Adafruit PyPortal Pynt - CircuitPython Powered Internet Display
9 units will be available shortly.
The PyPortal Pynt is the little sister to our popular PyPortal - zapped with a shrink ray to take the design from a 3.2" diagonal down to 2.4" diagonal screen - but otherwise the same! The PyPortal is our easy-to-use IoT device that allows you to create all the things for the “Internet of Things” in minutes. Make custom touch screen interface GUIs, all open-source, and Python-powered using tinyJSON / APIs to get news, stock, weather, cat photos, and more – all over Wi-Fi with the latest technologies. Create little pocket universes of joy that connect to something good. Rotate it 90 degrees, it’s a web-connected conference badge #badgelife.
The PyPortal uses an ATMEL (Microchip) ATSAMD51J20, and an Espressif ESP32 Wi-Fi coprocessor with TLS/SSL support built-in. PyPortal has a 2.4″ diagonal 320 x 240 color TFT with resistive touch screen. PyPortal includes: speaker, light sensor, temperature sensor, NeoPixel, microSD card slot, 8MB flash, plug-in ports for I2C and 2 analog/digital pins, 3D files for custom enclosures / lanyard fastening. Open-source hardware, and Open-Source software, CircuitPython and Arduino. The device shows up as a USB drive and the code (Python) can be edited in any IDE, text editor, etc.
Compared to the original PyPortal, the Pynt does not include a ADT7410 temperature sensor. Other than the ADT7410, the Pynt's display, processor, STEMMA conectors and WiFi have the exact same wiring as the original 3.2" PyPortal so all Arduino/CircuitPython code will run exactly the same - just smaller!

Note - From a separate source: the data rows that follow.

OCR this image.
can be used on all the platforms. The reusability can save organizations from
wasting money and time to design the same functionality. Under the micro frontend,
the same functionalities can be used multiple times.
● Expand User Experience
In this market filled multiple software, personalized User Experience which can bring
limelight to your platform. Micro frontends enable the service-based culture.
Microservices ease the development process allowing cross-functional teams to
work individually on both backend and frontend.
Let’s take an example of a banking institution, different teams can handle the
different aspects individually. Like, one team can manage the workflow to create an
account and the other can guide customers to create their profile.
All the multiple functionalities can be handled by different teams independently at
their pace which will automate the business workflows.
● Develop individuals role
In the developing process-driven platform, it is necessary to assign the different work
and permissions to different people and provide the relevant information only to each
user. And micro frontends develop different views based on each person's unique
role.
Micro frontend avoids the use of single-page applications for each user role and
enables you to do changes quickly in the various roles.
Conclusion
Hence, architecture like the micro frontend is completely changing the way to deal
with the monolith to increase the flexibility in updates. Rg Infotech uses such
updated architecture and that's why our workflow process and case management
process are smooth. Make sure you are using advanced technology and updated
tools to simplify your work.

The M4 and ESP32 are a great couple - and each bring their own strengths to this board. The SAMD51 M4 has native USB so it can show up like a disk drive, act as a MIDI or HID keyboard/mouse, and of course bootload and debug over a serial port. It also has DACs, ADC, PWM, and tons of GPIO. Meanwhile, the ESP32 has secure WiFi capabilities, and plenty of Flash and RAM to buffer sockets. By letting the ESP32 focus on the complex TLS/SSL computation and socket buffering, it frees up the SAMD51 to act as the user interface. You get a great programming experience thanks to the native USB with files available for drag-n-drop, and you don't have to spend a ton of processor time and memory to do SSL encryption/decryption and certificate management. It's the best of both worlds!